Canadians urgently need to act against the dynamics that have played out south of the border. Rather than being dismissive, we must empathize with the grievances of the working class and build a broad, multi-ethnic movement that does not racialize issues but is responsive to working class issues on the basis of class itself against an industry-government elite. Notably, this struggle must involve transitioning into a democratic, non-fossil fuel economy that addresses the volatility of oil and compensates Albertan oil workers, whose uncertain fate the Conservatives could exploit for Trump-like mobilization.

In broader terms, we must challenge Trudeau’s liberal notion of free trade that, through the TPP, sells out democratic interests for private interests.

Ironically, Trump also opposes the TPP and may very well kill it in the coming days. Yet, we cannot passively wait for external dynamics to determine our own future, and Trump’s racialized, isolationist rationale for fighting the TPP cannot be our rationale. We must fight the TPP, but not as a fight against the ‘other’ taking our jobs — instead, the fight must be against international capital as an unjust and undemocratic force that compromises workers’ rights globally.

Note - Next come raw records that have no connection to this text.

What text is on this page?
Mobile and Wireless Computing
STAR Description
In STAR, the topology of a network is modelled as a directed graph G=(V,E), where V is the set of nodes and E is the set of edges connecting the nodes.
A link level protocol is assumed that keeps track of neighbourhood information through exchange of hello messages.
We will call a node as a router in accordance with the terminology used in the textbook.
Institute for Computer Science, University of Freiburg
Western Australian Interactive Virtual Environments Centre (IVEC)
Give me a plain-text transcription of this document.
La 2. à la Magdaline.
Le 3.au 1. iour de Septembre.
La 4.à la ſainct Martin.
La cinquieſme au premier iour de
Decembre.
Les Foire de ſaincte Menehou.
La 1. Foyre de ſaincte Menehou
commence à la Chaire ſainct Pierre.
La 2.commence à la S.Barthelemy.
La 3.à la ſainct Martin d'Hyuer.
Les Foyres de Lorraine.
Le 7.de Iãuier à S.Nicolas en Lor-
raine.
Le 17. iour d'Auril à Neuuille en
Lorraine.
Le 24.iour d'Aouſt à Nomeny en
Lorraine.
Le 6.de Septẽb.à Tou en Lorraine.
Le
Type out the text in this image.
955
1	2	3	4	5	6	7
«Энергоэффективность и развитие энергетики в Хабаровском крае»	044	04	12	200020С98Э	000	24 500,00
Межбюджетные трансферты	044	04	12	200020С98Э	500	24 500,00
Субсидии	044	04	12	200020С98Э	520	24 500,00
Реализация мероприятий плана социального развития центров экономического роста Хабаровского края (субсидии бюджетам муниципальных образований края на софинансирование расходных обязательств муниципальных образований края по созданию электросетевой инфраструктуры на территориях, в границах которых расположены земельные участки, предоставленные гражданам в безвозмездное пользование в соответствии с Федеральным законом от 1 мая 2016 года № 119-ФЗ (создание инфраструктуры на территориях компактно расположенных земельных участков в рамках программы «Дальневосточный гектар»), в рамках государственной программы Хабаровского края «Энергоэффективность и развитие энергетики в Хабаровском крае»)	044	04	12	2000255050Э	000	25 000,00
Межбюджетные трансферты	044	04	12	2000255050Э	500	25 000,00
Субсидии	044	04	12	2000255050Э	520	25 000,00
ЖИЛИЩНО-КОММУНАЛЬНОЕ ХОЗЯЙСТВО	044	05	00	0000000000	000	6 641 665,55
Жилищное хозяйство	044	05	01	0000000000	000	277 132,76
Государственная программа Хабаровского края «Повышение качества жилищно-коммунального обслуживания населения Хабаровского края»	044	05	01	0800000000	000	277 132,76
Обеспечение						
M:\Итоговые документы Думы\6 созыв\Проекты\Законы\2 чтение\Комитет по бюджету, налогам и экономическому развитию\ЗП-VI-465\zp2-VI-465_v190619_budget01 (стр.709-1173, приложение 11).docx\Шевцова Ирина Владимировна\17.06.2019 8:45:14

If we are to take anything away from the American election, it is that trumping the TPP is of immediate concern to Canadians.

Ibnul Chowdhury is a second-year student at Trinity College studying Economics, International Relations, and Peace, Conflict, and Justice Studies.

Editor’s Note: This article has been updated from a previous version; a change to the subhead was made to clarify the author’s intended meaning.